What I originally pitched was a combination of 1 and 3 which would make it harder to achieve 2 in the long run. While I think 2 is going to be the hardest item to accomplish, I think it's pretty clear at this point we shouldn't just give up on making improvements in this area. If we build 1 & 2, 3 becomes less important because it's no longer a necessary part of the compiler tooling. However, it's still potentially useful for indexing educational content if we host it on the web, and for use by external tooling/q&a/platforms.


I'd like to propose a new "roadmap" which should hopefully allow us to tackle all of these issues incrementally:

  1. Introduce a new compiler flag, -enable-descriptive-diagnostics. This will gate all of the features described below, and can remain a private frontend option until enough has been accomplished to officially ship the improvements.

  2. If the flag is passed, the compiler will produce a "descriptive" annotated code snippet rather than an error and list of notes. This will follow the approach @xedin describes above. If a particular diagnostic hasn't been migrated yet, fallback to the current system.

  3. If the flag is passed, also check to see whether the diagnostic has educational documentation associated with it. If so, print this before/after the message. By separating educational content which isn't specific to the context from annotations, we can make it easier to make incremental improvements to a diagnostic because this content could be worked on by contributors who are less comfortable writing C++. By putting this behind a flag, we can also expose it in the terminal, through SourceKit, etc. without requiring a swift-explain lookup step.

  4. (Maybe) Introduce public diagnostic names. Even if they're not necessary to interact with the compiler, they might still be useful for looking things up on Google/StackOverflow. They could also be used to index the educational content if we wanted to host it on Swift.org. The question here is, would they be worth the additional maintenance burden they create?

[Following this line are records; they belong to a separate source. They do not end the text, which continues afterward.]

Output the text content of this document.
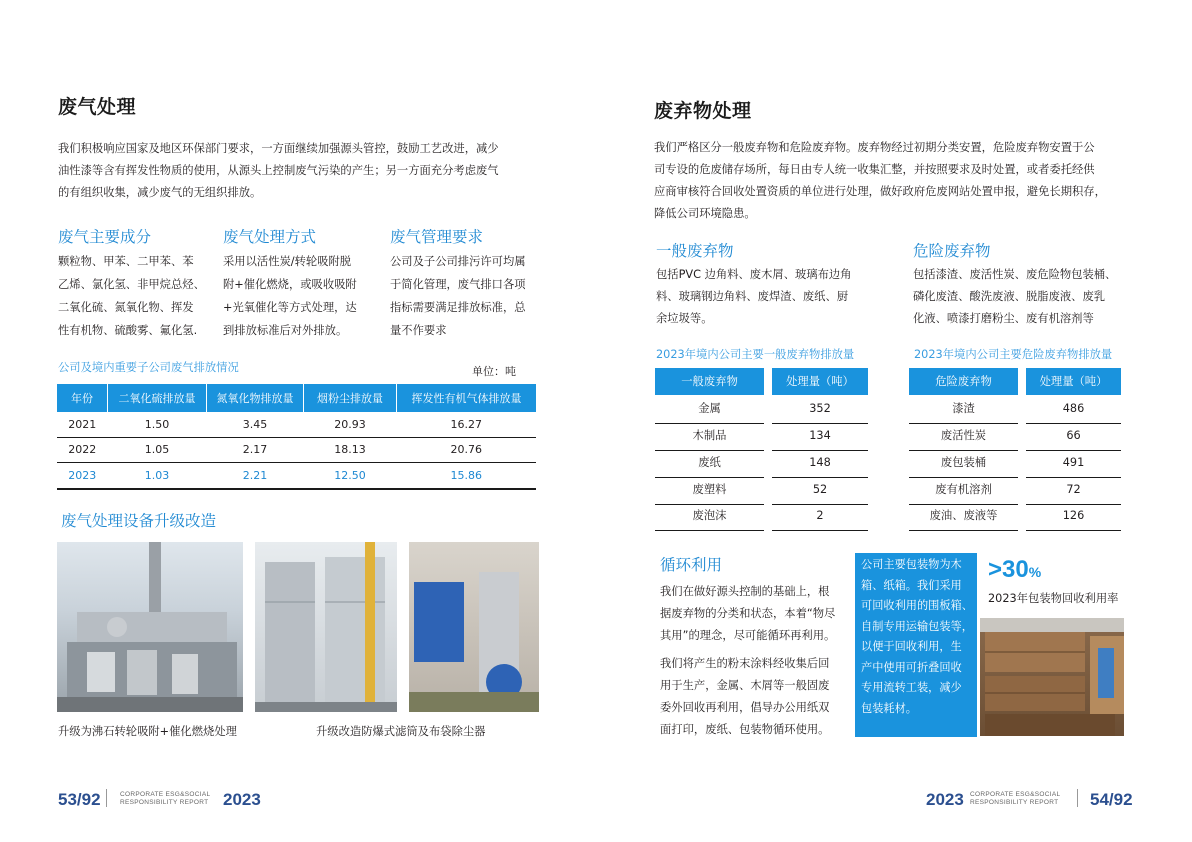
废气处理
我们积极响应国家及地区环保部门要求，一方面继续加强源头管控，鼓励工艺改进，减少
油性漆等含有挥发性物质的使用，从源头上控制废气污染的产生；另一方面充分考虑废气
的有组织收集，减少废气的无组织排放。
废气主要成分
颗粒物、甲苯、二甲苯、苯
乙烯、氯化氢、非甲烷总烃、
二氧化硫、氮氧化物、挥发
性有机物、硫酸雾、氟化氢.
废气处理方式
采用以活性炭/转轮吸附脱
附+催化燃烧，或吸收吸附
+光氧催化等方式处理，达
到排放标准后对外排放。
废气管理要求
公司及子公司排污许可均属
于简化管理，废气排口各项
指标需要满足排放标准，总
量不作要求
公司及境内重要子公司废气排放情况	单位：吨
年份	二氧化硫排放量	氮氧化物排放量	烟粉尘排放量	挥发性有机气体排放量
2021	1.50	3.45	20.93	16.27
2022	1.05	2.17	18.13	20.76
2023	1.03	2.21	12.50	15.86
废气处理设备升级改造
升级为沸石转轮吸附+催化燃烧处理	升级改造防爆式滤筒及布袋除尘器
53/92	CORPORATE ESG&SOCIAL
RESPONSIBILITY REPORT 2023
废弃物处理
我们严格区分一般废弃物和危险废弃物。废弃物经过初期分类安置，危险废弃物安置于公
司专设的危废储存场所，每日由专人统一收集汇整，并按照要求及时处置，或者委托经供
应商审核符合回收处置资质的单位进行处理，做好政府危废网站处置申报，避免长期积存，
降低公司环境隐患。
一般废弃物
包括PVC 边角料、废木屑、玻璃布边角
料、玻璃钢边角料、废焊渣、废纸、厨
余垃圾等。
危险废弃物
包括漆渣、废活性炭、废危险物包装桶、
磷化废渣、酸洗废液、脱脂废液、废乳
化液、喷漆打磨粉尘、废有机溶剂等
2023年境内公司主要一般废弃物排放量
一般废弃物	处理量（吨）
金属	352
木制品	134
废纸	148
废塑料	52
废泡沫	2
2023年境内公司主要危险废弃物排放量
危险废弃物	处理量（吨）
漆渣	486
废活性炭	66
废包装桶	491
废有机溶剂	72
废油、废液等	126
循环利用
我们在做好源头控制的基础上，根
据废弃物的分类和状态，本着“物尽
其用”的理念，尽可能循环再利用。
我们将产生的粉末涂料经收集后回
用于生产，金属、木屑等一般固废
委外回收再利用，倡导办公用纸双
面打印，废纸、包装物循环使用。
公司主要包装物为木
箱、纸箱。我们采用
可回收利用的围板箱、
自制专用运输包装等，
以便于回收利用，生
产中使用可折叠回收
专用流转工装，减少
包装耗材。
>30%
2023年包装物回收利用率
2023 CORPORATE ESG&SOCIAL
RESPONSIBILITY REPORT 54/92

Apologies for the long post, I'd be interested in hearing everyone's thoughts on this! Once some of the details are sorted out, I plan on submitting a PR to add the -enable-descriptive-diagnostics flag and another to submit a formalized roadmap document. I expect actually accomplishing everything listed above will be a very long-term effort, but a lot of these improvements are interconnected and I think it makes sense to properly establish the long-term vision.